Library - Reading Room

Supporting Materials for Sir! No Sir!

GIs At Pace Say Hell No To Night Patrol

Firebase Pace is one of several forward area artillery firebases built with taxpayers' money within firing range of the Cambodian city of Krek. Krek is a town on the Cambodian border famous for the many rubber plantations that surround it. American GIs are forced to fire endless rounds of howitzer fire across the Cambodian border in support of the illegal US war effort in Cambodia. The continuous shelling not only kills people and destroys their land, it also turns artillery crews into sleepless, walking zombies.

Not content with these, tactics alone, the Brass have a special kind of operation called the night patrol. On a night patrol you go stumbling off into the darkness, amid the booby traps, with the intention of finding other soldiers to shoot at. Presumably, the Brass, flying over in helicopters, can tell if the other soldiers are "friendlies" or "enemies." With many ARVN troops in the area, it isn't surprising that 15 were killed recently by an "errant" US air strike. At any rate, it is your duty to stir up afirefight.

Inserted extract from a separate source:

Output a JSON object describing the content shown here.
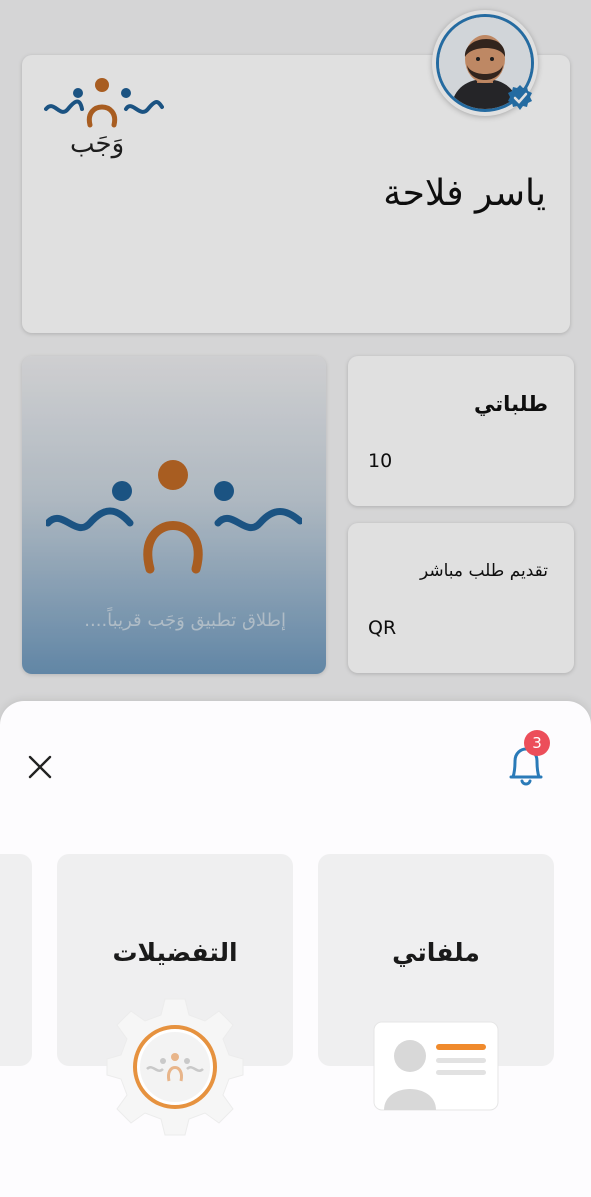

Firebase Pace falls under the command of Maj. Gen. Jack J. Wagstaff, commander of US forces of the 3rd Military Region, and this pig has found himself with a fight on his hands. It should be pointed out that rubber plantations are plantations in the same respect that cotton plantations were (and still are) plantations, with rich, greedy plantation owners and superoppressed workers. When armies of these oppressed people rise up and rebel against the oppression, pigs
like Wagstaff are sent to meet this resistance with crushing force.

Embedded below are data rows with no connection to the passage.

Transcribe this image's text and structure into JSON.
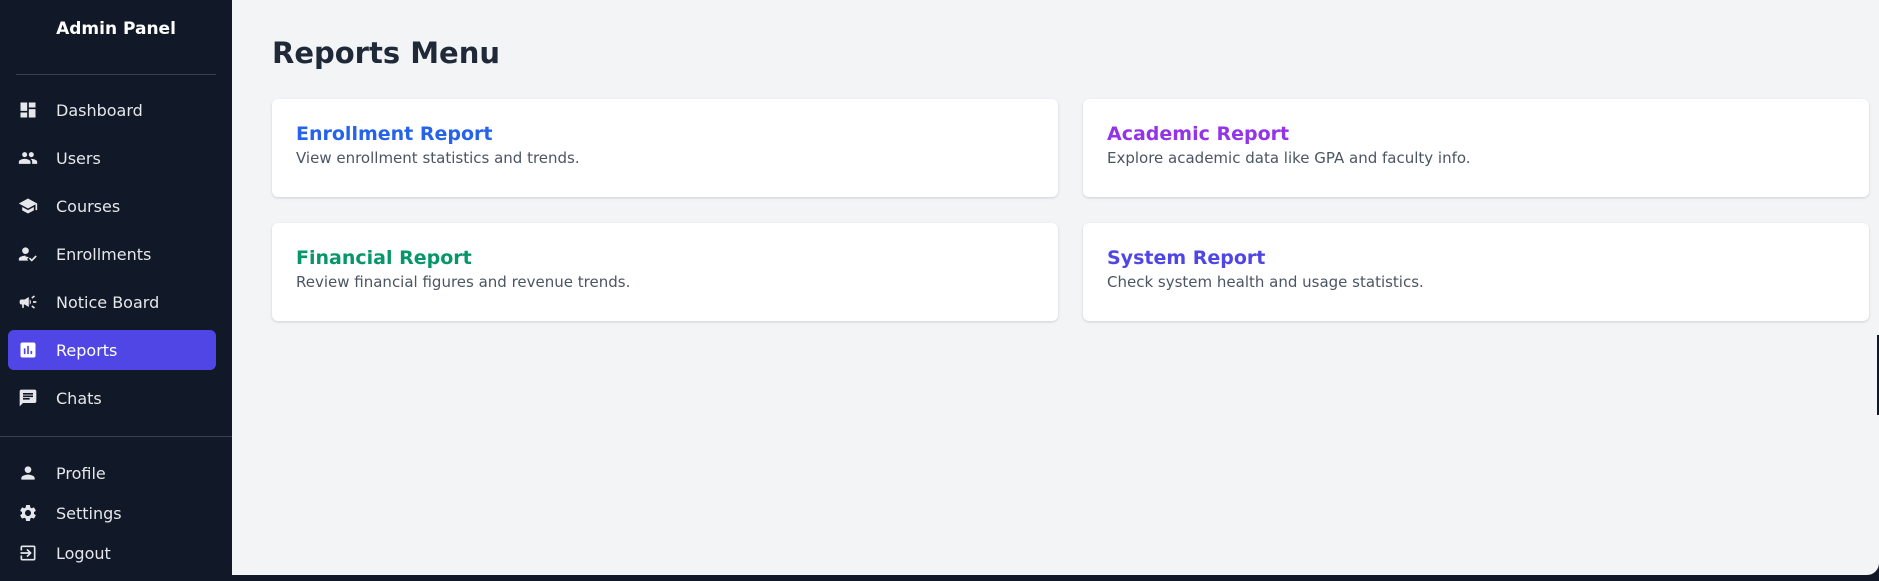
{
  "sidebar": {
    "brand": "Admin Panel",
    "items": [
      {
        "label": "Dashboard",
        "icon": "dashboard-icon",
        "active": false
      },
      {
        "label": "Users",
        "icon": "users-icon",
        "active": false
      },
      {
        "label": "Courses",
        "icon": "courses-icon",
        "active": false
      },
      {
        "label": "Enrollments",
        "icon": "enrollments-icon",
        "active": false
      },
      {
        "label": "Notice Board",
        "icon": "megaphone-icon",
        "active": false
      },
      {
        "label": "Reports",
        "icon": "reports-icon",
        "active": true
      },
      {
        "label": "Chats",
        "icon": "chat-icon",
        "active": false
      }
    ],
    "bottom_items": [
      {
        "label": "Profile",
        "icon": "profile-icon"
      },
      {
        "label": "Settings",
        "icon": "gear-icon"
      },
      {
        "label": "Logout",
        "icon": "logout-icon"
      }
    ]
  },
  "main": {
    "title": "Reports Menu",
    "cards": [
      {
        "title": "Enrollment Report",
        "description": "View enrollment statistics and trends.",
        "color": "#2563eb"
      },
      {
        "title": "Academic Report",
        "description": "Explore academic data like GPA and faculty info.",
        "color": "#9333ea"
      },
      {
        "title": "Financial Report",
        "description": "Review financial figures and revenue trends.",
        "color": "#059669"
      },
      {
        "title": "System Report",
        "description": "Check system health and usage statistics.",
        "color": "#4f46e5"
      }
    ]
  },
  "colors": {
    "sidebar_bg": "#111827",
    "active_bg": "#4f46e5",
    "main_bg": "#f3f4f6"
  }
}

All was not going well for US forces and the puppet ARVNs and so, as the battle for Krek entered its second week, the men of Co. B, 1st Battalion 12th Cavalry, of the 1st Air Cay. Division were ordered onto a night patrol. This time the men refused. Specialist 4th Class Walter Wernli was quoted by national press as saying, "This patrol was completely senseless -senseless suicide."SP4 Albert Grana wrote a letter of explanation and protest to Sen. Edward Kennedy saying in
part, "We want to draw the attention of the American public to the situation ...we are almost forgotten here, getting shot at from Cambodia and shooting into it, and a patrol would have possibly gone into Cambodia." The letter was signed by 66 men, read onto tape and taken out by Richard Boyle, a freelance writer.

After that the base was closed to newsmen and Company B was moved to another firebase. Wagstaff insisted that no refusal of orders had taken place (only a "small misunderstanding"), transferred the company to a less forward base and ordered an "investigation," called for by none other than Kennedy. The American Servicemen's Union knows what the fascist Brass mean by an "investigation" and will support the rankand-file Gin who so courageously refused the orders against any frame-up charges the Brass may bring down on them.

Our first demand is for the right to refuse illegal orders, such as being in the war in the first place. END THE "INVESTIGATION!" END THE WAR!!